The village has two pretty little churches, viz.: The Methodist and Grace Episcopal. The Methodist Church was built in the village in 1859, and is the same, as mentioned in another page, as being built in the township in 1850, and called Bethel Church. It was taken down in 1859 and moved to the village and new material added to it and the present edifice erected, at a cost of about 91,000. It has about sixty members, under the pastorate of Rev. George P. Hoover. Allen Francis is Superintendent of the Sunday school, which is well attended. Grace Episcopal Church was opened to service in September, 1870. It is a frame building, painted stone-color, and cost $2,000, with a membership of about fifty, under the pastoral charge of Rev. Mr. Turner. Quite a flourishing Sunday school is maintained under the superintendence of Sinclair Hill. Upon a sunny slope of the village, where the south winds sigh through the forest-trees that shade it, is the beautiful little village grave-yard, where sleep the loved ones, who have gone to their rest. It is a pretty spot and shows many traces of loving hands in the planting of shrubs and flowers above the sleeping dead.

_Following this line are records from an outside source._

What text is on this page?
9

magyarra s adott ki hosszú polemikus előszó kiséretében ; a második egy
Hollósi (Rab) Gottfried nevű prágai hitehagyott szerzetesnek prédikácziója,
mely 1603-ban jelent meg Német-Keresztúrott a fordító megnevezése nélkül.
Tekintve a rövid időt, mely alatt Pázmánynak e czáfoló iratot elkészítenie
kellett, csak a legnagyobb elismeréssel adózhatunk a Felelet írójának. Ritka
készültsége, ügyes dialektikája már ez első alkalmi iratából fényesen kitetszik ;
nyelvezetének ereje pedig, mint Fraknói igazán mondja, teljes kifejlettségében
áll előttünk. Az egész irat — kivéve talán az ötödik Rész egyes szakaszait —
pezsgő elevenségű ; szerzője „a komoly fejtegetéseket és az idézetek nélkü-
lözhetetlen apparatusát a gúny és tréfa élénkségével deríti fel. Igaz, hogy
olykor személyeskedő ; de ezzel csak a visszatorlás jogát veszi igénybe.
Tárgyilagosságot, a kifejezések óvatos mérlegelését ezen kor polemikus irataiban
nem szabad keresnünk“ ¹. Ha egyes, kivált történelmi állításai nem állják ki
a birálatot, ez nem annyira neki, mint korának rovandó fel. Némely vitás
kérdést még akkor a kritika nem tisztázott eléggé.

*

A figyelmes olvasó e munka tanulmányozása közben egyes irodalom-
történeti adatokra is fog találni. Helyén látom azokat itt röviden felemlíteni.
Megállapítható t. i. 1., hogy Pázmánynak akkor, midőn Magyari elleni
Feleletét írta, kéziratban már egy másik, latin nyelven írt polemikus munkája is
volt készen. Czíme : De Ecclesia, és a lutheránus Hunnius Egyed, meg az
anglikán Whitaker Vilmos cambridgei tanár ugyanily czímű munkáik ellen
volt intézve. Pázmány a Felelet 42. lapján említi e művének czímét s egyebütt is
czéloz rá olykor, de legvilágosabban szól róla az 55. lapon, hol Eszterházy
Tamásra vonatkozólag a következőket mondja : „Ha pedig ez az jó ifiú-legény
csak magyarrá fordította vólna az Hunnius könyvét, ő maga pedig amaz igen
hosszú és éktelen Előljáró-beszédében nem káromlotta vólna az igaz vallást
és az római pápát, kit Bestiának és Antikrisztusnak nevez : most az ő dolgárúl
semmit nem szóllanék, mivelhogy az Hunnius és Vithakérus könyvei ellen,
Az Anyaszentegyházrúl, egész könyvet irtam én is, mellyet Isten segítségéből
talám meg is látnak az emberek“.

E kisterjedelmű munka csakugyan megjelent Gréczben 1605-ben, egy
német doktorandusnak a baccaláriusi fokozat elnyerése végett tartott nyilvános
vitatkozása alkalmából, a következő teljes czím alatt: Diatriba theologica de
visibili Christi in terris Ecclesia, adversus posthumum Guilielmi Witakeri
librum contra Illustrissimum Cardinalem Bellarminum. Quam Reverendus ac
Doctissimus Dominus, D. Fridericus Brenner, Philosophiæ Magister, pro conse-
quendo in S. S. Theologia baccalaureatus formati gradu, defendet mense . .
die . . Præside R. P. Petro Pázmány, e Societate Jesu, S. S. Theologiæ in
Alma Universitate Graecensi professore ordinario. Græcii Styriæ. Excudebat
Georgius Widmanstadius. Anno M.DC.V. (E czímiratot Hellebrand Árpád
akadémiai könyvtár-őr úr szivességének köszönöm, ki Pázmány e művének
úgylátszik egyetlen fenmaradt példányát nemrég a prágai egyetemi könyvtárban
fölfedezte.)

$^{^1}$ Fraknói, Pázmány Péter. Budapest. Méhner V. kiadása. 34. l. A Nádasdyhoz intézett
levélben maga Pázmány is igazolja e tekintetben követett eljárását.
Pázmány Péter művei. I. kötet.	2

The village of Spencer is situated on the cut-off division of the Michigan Central Railroad, about nine miles from Joliet, and is two miles from New Lenox village. It was surveyed by A. J. Mathewson, County Surveyor, for Frank Goodspeed and Albert Mudge, who owned the land on which it is located. It was laid out in 1856, about the time the railroad was built through this section. The first storehouse erected in the place was the one occupied by Russell Kennedy in 1856, the same year the village was laid out. The post office was established in 1857, and James Holmes was appointed Postmaster, an office he still holds. The first grain elevator was built in 1857 by the railroad company, and, on its completion, was dedicated by a rousing ball, in which the boys and girls of the surrounding country participated to their entire satisfaction. In 1875, H. S. Carpenter built another large elevator, and this, likewise, was similarly dedicated. Indeed, this seems to be the usual mode of opening elevators in this section of the country. It is now operated by W. M. Dudley, who, also, has the other elevator rented, in order to keep other parties out of the business at this point. He handles annually something like 800 carloads of grain — principally corn and oats. The general business of Spencer is two stores, by N. P. Holmes and Knapp Brothers; one saloon, a post office, a blacksmith-shop, a shoe-shop, two grain elevators and one grain dealer. There is neither a church or schoolhouse within the limits of the village. A considerable amount of business is transacted in this little and apparently unimportant village — far more than a stranger would imagine at first sight; but it is in the midst of a rich and fertile region, and immense quantities of grain and stock are annually shipped from this little station.